To drive holistic security success, we have to start with the interlinking of visibility and observability.
Question: What's the difference between "observability" and "visibility" in security?
Joe Vadakkan, global cloud security leader, Optiv Security: As enterprises digitally transform, they are naturally undergoing security modernization as well. These efforts are dependent on mapping various security elements to keep up with dynamic environments in cloud, K8 clusters, infrastructure-as-code (IaC) deployment, and third-party toolsets. To drive holistic security success, though, we have to start with the interlinking of visibility and observability.
"Visibility" is achieved through monitoring systems, networks, applications, performance, through-point, or several-point solutions and aggregating that data.
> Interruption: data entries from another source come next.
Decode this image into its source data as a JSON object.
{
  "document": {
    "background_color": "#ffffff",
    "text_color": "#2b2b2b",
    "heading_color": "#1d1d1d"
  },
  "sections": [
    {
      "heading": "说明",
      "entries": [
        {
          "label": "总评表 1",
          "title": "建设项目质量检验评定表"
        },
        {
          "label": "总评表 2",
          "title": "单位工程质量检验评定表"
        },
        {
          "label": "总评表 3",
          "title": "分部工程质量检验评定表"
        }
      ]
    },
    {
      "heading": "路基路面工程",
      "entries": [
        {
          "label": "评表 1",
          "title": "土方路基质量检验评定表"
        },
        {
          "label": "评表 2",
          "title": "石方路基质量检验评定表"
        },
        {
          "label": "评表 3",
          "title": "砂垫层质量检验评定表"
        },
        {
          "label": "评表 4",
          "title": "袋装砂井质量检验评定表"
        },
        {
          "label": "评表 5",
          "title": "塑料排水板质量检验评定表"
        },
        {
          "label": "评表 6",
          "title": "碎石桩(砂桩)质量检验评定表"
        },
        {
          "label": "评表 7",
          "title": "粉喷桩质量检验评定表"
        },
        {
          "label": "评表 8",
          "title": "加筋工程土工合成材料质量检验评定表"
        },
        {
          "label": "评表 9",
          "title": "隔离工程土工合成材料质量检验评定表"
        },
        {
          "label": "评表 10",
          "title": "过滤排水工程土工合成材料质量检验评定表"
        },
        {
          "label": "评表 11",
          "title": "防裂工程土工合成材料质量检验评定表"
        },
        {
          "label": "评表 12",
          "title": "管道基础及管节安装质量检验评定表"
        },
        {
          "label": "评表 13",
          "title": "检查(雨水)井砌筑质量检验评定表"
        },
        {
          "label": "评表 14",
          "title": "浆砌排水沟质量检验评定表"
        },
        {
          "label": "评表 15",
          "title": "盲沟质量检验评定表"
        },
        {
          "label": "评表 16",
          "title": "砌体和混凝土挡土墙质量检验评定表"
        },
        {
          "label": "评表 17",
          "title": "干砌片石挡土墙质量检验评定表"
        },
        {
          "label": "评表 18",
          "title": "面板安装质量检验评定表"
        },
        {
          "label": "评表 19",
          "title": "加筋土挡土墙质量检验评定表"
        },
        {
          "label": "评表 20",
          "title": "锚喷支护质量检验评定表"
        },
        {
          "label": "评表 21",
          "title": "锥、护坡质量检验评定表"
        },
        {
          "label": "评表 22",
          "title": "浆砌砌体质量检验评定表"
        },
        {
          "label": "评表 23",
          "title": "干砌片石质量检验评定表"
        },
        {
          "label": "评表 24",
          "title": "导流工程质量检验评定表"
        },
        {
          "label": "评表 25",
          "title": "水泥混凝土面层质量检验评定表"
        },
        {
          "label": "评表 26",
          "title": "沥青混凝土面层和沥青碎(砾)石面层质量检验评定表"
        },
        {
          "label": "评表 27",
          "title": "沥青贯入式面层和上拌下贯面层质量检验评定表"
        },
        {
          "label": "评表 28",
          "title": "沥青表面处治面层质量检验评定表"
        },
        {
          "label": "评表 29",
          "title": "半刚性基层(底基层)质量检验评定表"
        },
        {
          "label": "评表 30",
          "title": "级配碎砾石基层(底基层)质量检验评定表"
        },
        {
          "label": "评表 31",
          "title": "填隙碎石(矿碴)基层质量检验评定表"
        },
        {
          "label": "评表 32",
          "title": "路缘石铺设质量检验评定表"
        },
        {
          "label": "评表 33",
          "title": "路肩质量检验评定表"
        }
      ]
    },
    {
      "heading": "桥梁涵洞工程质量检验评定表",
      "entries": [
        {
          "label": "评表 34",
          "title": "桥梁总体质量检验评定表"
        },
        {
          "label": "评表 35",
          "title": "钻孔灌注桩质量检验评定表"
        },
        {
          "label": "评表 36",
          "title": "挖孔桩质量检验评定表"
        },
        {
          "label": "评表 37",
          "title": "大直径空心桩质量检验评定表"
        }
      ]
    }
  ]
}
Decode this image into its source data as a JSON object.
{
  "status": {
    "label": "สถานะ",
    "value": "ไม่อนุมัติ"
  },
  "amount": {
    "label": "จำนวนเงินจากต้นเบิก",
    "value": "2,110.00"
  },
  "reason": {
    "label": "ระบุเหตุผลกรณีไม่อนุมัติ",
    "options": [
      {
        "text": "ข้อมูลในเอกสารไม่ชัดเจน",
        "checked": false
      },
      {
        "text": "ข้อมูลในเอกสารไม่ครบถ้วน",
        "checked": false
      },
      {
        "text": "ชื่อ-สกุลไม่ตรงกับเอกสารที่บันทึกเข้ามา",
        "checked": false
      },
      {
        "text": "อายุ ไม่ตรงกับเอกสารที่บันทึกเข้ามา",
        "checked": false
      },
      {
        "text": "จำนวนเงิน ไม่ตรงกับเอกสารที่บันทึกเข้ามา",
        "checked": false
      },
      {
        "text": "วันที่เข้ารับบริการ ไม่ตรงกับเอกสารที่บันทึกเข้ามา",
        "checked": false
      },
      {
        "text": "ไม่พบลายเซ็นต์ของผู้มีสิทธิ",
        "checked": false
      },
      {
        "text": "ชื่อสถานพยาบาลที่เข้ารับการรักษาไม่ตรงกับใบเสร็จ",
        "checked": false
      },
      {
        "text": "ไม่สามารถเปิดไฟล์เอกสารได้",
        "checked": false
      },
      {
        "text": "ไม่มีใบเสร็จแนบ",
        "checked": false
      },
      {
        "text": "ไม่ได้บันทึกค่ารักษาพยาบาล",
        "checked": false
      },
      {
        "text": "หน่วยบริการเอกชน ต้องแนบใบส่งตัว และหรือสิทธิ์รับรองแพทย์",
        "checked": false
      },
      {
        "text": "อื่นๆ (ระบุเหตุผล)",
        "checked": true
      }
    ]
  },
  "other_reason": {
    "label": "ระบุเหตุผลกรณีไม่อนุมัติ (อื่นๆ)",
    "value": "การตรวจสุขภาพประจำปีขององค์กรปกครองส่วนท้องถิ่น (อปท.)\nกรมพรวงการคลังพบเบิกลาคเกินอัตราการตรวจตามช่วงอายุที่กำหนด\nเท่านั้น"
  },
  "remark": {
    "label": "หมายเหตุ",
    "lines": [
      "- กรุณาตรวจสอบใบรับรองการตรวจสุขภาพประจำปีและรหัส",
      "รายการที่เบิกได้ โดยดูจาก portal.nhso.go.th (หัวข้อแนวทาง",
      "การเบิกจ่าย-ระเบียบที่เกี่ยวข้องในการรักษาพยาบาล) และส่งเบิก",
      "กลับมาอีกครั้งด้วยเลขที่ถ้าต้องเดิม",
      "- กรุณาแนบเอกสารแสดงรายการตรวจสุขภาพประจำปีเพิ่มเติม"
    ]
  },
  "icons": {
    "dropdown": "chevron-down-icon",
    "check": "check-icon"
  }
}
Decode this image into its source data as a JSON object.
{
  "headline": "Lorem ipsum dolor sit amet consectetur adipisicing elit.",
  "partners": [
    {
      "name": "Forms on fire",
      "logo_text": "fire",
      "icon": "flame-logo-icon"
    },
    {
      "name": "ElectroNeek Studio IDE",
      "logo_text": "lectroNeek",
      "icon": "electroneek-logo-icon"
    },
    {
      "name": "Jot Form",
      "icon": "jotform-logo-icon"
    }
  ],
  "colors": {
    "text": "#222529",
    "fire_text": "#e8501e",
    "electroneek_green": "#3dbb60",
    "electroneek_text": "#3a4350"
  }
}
In the past, organizations wanted visibility into everything and went on shopping sprees for every point solution product out there. API-driven architecture allowed us to aggregate more logs, which gave us a single pane of glass and the first generation of security analytics. It also turned aggregated security logs into a data landfill.
"Observability" expands on that monitoring and enables correlation and inspection of the raw data to provide much deeper insights. With the proper instrumentation, observability allows an enterprise, both inside and outside of the security organization, to solve an extensive number of use cases. Observability requires several elements of logs, metrics, and deep tracing. All data from security, business, and technology sources is pipelined for enrichment and modeling. It opens us up to the second generation of analytics. We’re now able to mine the data, build patterns, make useful calculations out of artificial intelligence and machine learning samples, and improve remediation with proactive and reactive hyper-automation.
In my opinion, observability is the latest, most important fabric within a security modernization program. The more we expand the baseline understanding of our systems, the more proactive we can be in continuously improving our efforts.